The Mexican chief’s hard-left credentials are additionally unlikely to endear her to Trump. Sheinbaum didn’t deny claims from Colombian President Gustavo Petro final month that she was a former member of his now-defunct M-19 guerrilla motion in the course of the Nineteen Eighties and he or she just lately despatched an help cargo of oil to Cuba’s communist authorities.
Trump’s “policy towards Latin America is going to be controlled by the Cuban-Americans in Florida”, mentioned Bárcena. “They will not be happy with Mexico giving oil to Cuba, helping [Venezuela President Nicolás] Maduro . . . that will be another very big point of friction.”
Hanging over the bilateral relationship is an impending assessment of the US-Mexico-Canada free commerce settlement negotiated by Trump throughout his first time period.
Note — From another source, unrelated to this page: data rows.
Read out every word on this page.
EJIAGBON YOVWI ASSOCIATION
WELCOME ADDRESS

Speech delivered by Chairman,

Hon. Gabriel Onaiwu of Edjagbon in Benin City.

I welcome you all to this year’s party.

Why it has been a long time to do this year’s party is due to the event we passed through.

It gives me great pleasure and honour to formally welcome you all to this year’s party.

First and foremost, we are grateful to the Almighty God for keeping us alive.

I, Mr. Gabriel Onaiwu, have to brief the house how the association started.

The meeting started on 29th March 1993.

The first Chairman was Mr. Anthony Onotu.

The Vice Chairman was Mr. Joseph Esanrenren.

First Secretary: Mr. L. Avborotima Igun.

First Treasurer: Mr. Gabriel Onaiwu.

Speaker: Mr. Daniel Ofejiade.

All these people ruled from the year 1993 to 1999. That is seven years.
“Trump has already linked trade and migration during his campaign, threatening to use economic leverage to restrict migrant flows through Mexico,” mentioned Eric Farnsworth, vice-president of the Council of the Americas enterprise foyer in Washington.
“Sheinbaum will have to decide whether to resist this approach or . . . to accommodate US priorities. With a mandated review of USMCA in 2026, the stakes are monumentally high.”